Molecular cloning and analysis of a group of genes differentially expressed in cells which overexpress the Hoxa-1 homeobox gene.
Academic Article
Overview
abstract
The homeobox gene Hoxa-1 is transcriptionally regulated by retinoic acid (RA) and encodes a transcription factor which has been shown to play important roles in cell differentiation and embryogenesis. In order to clone and characterize target genes of Hoxa-1, we utilized differential hybridization screening and cDNA subtractive hybridization methods to identify genes which are differentially expressed in F9-10, a murine F9 teratocarcinoma stem cell line which expresses high levels of exogenous Hoxa-1, compared to F9 wild-type stem cells, which do not express endogenous Hoxa-1 mRNA in the absence of RA. Twenty-eight candidate genes were identified; these genes encode very diverse proteins, including signaling molecules such as BMP-4, the enzyme superoxide dismutase, the cell adhesion molecule cadherin-6, proteins involved in gene transcription such as HMG-1 and SAP18, homeodomain-containing proteins Gbx-2 and Evx-2, and cell cycle regulatory proteins such as the retinoblastoma binding protein-2. Clone 104 encodes a novel protein; the expression of the clone 104 mRNA is also regulated in a fashion very similar to that of the exogenous Hoxa-1 gene in another F9 cell line, called F9-tet-Hoxa1-8, in which the exogenous Hoxa-1 mRNA expression is tightly regulated by a Tet-off gene expression system.
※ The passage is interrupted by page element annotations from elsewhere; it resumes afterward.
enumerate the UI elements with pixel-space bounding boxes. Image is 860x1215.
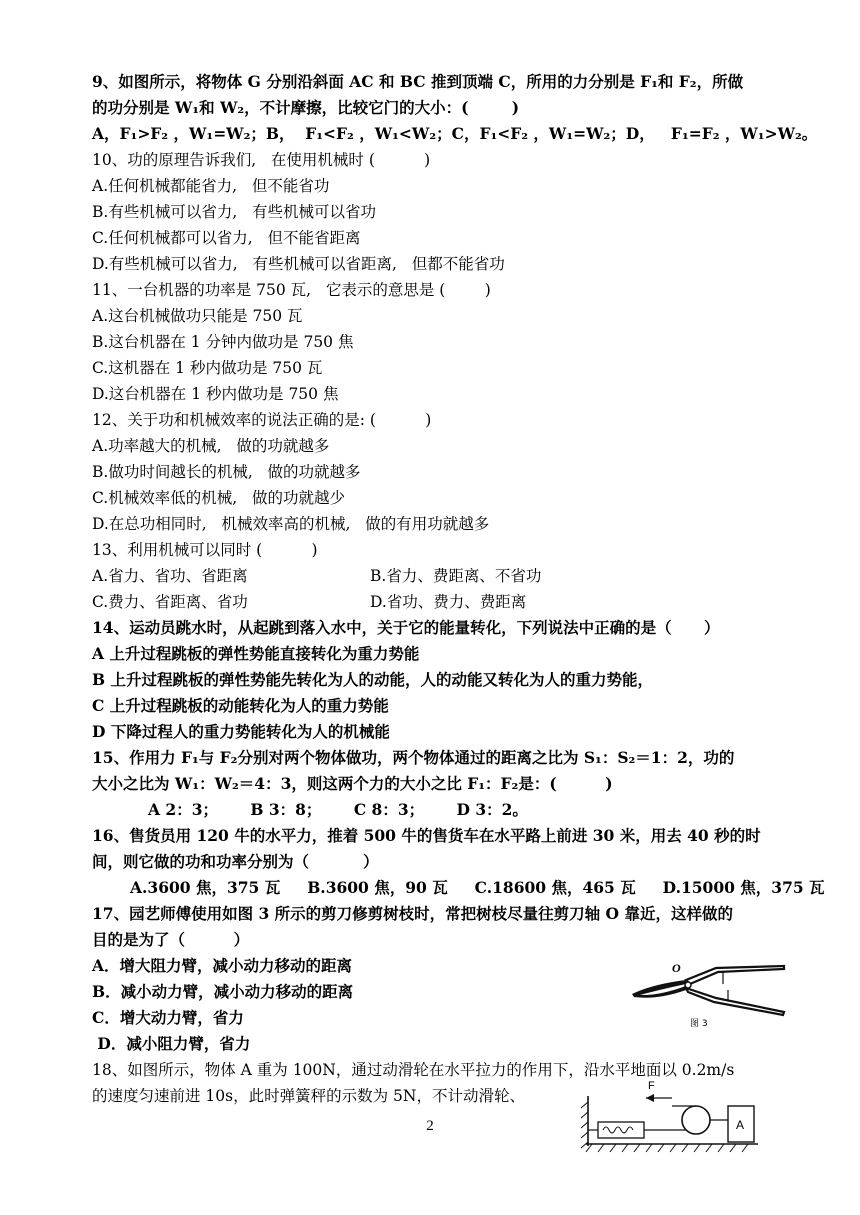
q14-option-c: C 上升过程跳板的动能转化为人的重力势能 xyxy=(92,696,389,715)
line-14: A.功率越大的机械, 做的功就越多 xyxy=(92,437,330,455)
q17-option-c: C．增大动力臂，省力 xyxy=(92,1008,244,1027)
scissors-figure xyxy=(628,950,788,1032)
page-number: 2 xyxy=(426,1118,434,1134)
q15-stem-2: 大小之比为 W₁：W₂＝4：3，则这两个力的大小之比 F₁：F₂是：( ) xyxy=(92,774,613,793)
q13-stem: 13、利用机械可以同时 ( ) xyxy=(92,541,318,559)
line-4: A.任何机械都能省力, 但不能省功 xyxy=(92,177,330,195)
line-17: D.在总功相同时, 机械效率高的机械, 做的有用功就越多 xyxy=(92,515,490,533)
q14-option-d: D 下降过程人的重力势能转化为人的机械能 xyxy=(92,722,390,741)
line-6: C.任何机械都可以省力, 但不能省距离 xyxy=(92,229,361,247)
q14-stem: 14、运动员跳水时，从起跳到落入水中，关于它的能量转化，下列说法中正确的是（ ） xyxy=(92,618,720,637)
q14-option-a: A 上升过程跳板的弹性势能直接转化为重力势能 xyxy=(92,644,420,663)
figure-caption: 图 3 xyxy=(690,1019,708,1029)
q17-option-b: B．减小动力臂，减小动力移动的距离 xyxy=(92,982,354,1001)
q15-stem-1: 15、作用力 F₁与 F₂分别对两个物体做功，两个物体通过的距离之比为 S₁：S₂＝1：2，功的 xyxy=(92,748,735,767)
line-8: 11、一台机器的功率是 750 瓦, 它表示的意思是 ( ) xyxy=(92,281,491,299)
line-7: D.有些机械可以省力, 有些机械可以省距离, 但都不能省功 xyxy=(92,255,505,273)
line-0: 9、如图所示，将物体 G 分别沿斜面 AC 和 BC 推到顶端 C，所用的力分别是 F₁和 F₂，所做 xyxy=(92,72,744,91)
line-15: B.做功时间越长的机械, 做的功就越多 xyxy=(92,463,361,481)
line-11: C.这机器在 1 秒内做功是 750 瓦 xyxy=(92,359,323,377)
line-2: A，F₁>F₂ ，W₁=W₂；B， F₁<F₂ ，W₁<W₂；C，F₁<F₂ ，W₁=W₂；D， F₁=F₂ ，W₁>W₂。 xyxy=(92,124,818,143)
line-10: B.这台机器在 1 分钟内做功是 750 焦 xyxy=(92,333,354,351)
q15-options: A 2：3； B 3：8； C 8：3； D 3：2。 xyxy=(148,800,528,819)
q17-option-a: A．增大阻力臂，减小动力移动的距离 xyxy=(92,956,353,975)
q16-stem-2: 间，则它做的功和功率分别为（ ） xyxy=(92,852,379,871)
force-label: F xyxy=(648,1080,655,1092)
q18-stem-2: 的速度匀速前进 10s，此时弹簧秤的示数为 5N，不计动滑轮、 xyxy=(92,1087,525,1105)
q16-options: A.3600 焦，375 瓦 B.3600 焦，90 瓦 C.18600 焦，465 瓦 D.15000 焦，375 瓦 xyxy=(130,878,825,897)
line-5: B.有些机械可以省力, 有些机械可以省功 xyxy=(92,203,377,221)
q13-option-d: D.省功、费力、费距离 xyxy=(370,593,527,611)
q16-stem-1: 16、售货员用 120 牛的水平力，推着 500 牛的售货车在水平路上前进 30 米，用去 40 秒的时 xyxy=(92,826,761,845)
q13-option-c: C.费力、省距离、省功 xyxy=(92,593,248,611)
line-1: 的功分别是 W₁和 W₂，不计摩擦，比较它门的大小：( ) xyxy=(92,98,520,117)
line-9: A.这台机械做功只能是 750 瓦 xyxy=(92,307,303,325)
block-label: A xyxy=(736,1118,745,1132)
q17-stem-1: 17、园艺师傅使用如图 3 所示的剪刀修剪树枝时，常把树枝尽量往剪刀轴 O 靠近，这样做的 xyxy=(92,904,733,923)
q13-option-b: B.省力、费距离、不省功 xyxy=(370,567,542,585)
line-13: 12、关于功和机械效率的说法正确的是: ( ) xyxy=(92,411,432,429)
q18-stem-1: 18、如图所示，物体 A 重为 100N，通过动滑轮在水平拉力的作用下，沿水平地面以 0.2m/s xyxy=(92,1061,735,1079)
axis-label-o: O xyxy=(672,961,681,975)
q13-option-a: A.省力、省功、省距离 xyxy=(92,567,248,585)
line-16: C.机械效率低的机械, 做的功就越少 xyxy=(92,489,345,507)
q14-option-b: B 上升过程跳板的弹性势能先转化为人的动能，人的动能又转化为人的重力势能， xyxy=(92,670,653,689)
q17-stem-2: 目的是为了（ ） xyxy=(92,930,250,949)
q17-option-d: D．减小阻力臂，省力 xyxy=(92,1034,251,1053)
line-12: D.这台机器在 1 秒内做功是 750 焦 xyxy=(92,385,339,403)
line-3: 10、功的原理告诉我们, 在使用机械时 ( ) xyxy=(92,151,431,169)
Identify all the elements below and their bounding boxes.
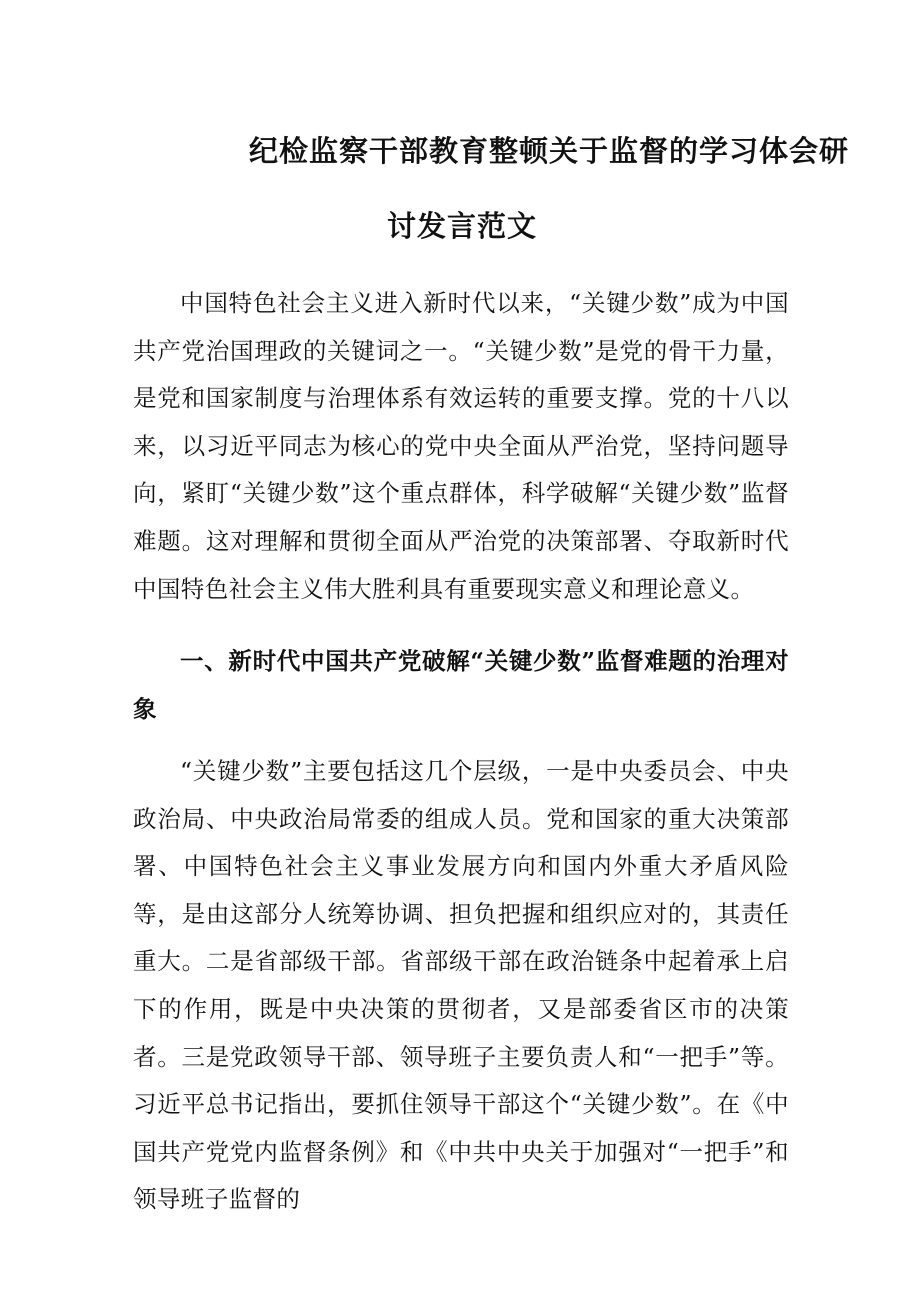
section-1-paragraph: “关键少数”主要包括这几个层级，一是中央委员会、中央政治局、中央政治局常委的组成人员。党和国家的重大决策部署、中国特色社会主义事业发展方向和国内外重大矛盾风险等，是由这部分人统筹协调、担负把握和组织应对的，其责任重大。二是省部级干部。省部级干部在政治链条中起着承上启下的作用，既是中央决策的贯彻者，又是部委省区市的决策者。三是党政领导干部、领导班子主要负责人和“一把手”等。习近平总书记指出，要抓住领导干部这个“关键少数”。在《中国共产党党内监督条例》和《中共中央关于加强对“一把手”和领导班子监督的 [133, 757, 789, 1214]
section-heading-1: 一、新时代中国共产党破解“关键少数”监督难题的治理对象 [133, 647, 789, 723]
document-title-line-1: 纪检监察干部教育整顿关于监督的学习体会研 [249, 134, 850, 168]
document-title-line-2: 讨发言范文 [387, 209, 538, 243]
intro-paragraph: 中国特色社会主义进入新时代以来，“关键少数”成为中国共产党治国理政的关键词之一。“关键少数”是党的骨干力量，是党和国家制度与治理体系有效运转的重要支撑。党的十八以来，以习近平同志为核心的党中央全面从严治党，坚持问题导向，紧盯“关键少数”这个重点群体，科学破解“关键少数”监督难题。这对理解和贯彻全面从严治党的决策部署、夺取新时代中国特色社会主义伟大胜利具有重要现实意义和理论意义。 [133, 289, 789, 603]
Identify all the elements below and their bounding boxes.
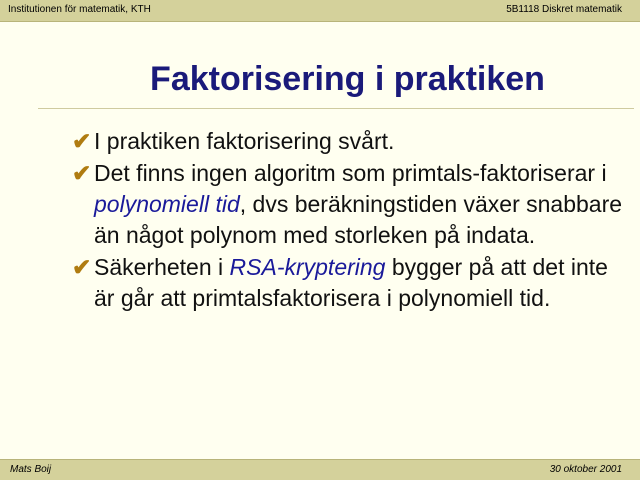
bullet-item [72,126,632,157]
bullet-emphasis: polynomiell tid [94,191,240,217]
header-course: 5B1118 Diskret matematik [506,4,622,15]
bullet-text: bygger på att det inte är går att primtalsfaktorisera i polynomiell tid. [94,254,608,311]
bullet-text: , dvs beräkningstiden växer snabbare än något polynom med storleken på indata. [94,191,623,248]
checkmark-icon: ✔ [72,128,92,154]
title-divider [38,108,634,109]
footer-author: Mats Boij [10,464,52,475]
bullet-text: Säkerheten i [94,254,230,280]
header-institution: Institutionen för matematik, KTH [8,4,151,15]
footer-bar [0,459,640,480]
footer-date: 30 oktober 2001 [549,464,622,475]
checkmark-icon: ✔ [72,254,92,280]
header-bar [0,0,640,22]
slide-title: Faktorisering i praktiken [150,60,545,98]
bullet-text: I praktiken faktorisering svårt. [94,128,395,154]
checkmark-icon: ✔ [72,160,92,186]
bullet-item [72,252,632,314]
bullet-list [72,126,632,315]
bullet-text: Det finns ingen algoritm som primtals-faktoriserar i [94,160,607,186]
bullet-item [72,158,632,251]
bullet-emphasis: RSA-kryptering [229,254,386,280]
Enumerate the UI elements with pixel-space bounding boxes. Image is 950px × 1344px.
These data strongly suggest that clone 104 is a direct downstream target of the transcription factor Hoxa-1. The cDNA sequence of clone 104 is related to that of human ubiquitin carboxyl-terminal hydrolase T. Further characterization of these putative Hoxa-1 target genes will aid in delineating the functions of the Hoxa-1 protein in the differentiation processes which occur during embryogenesis.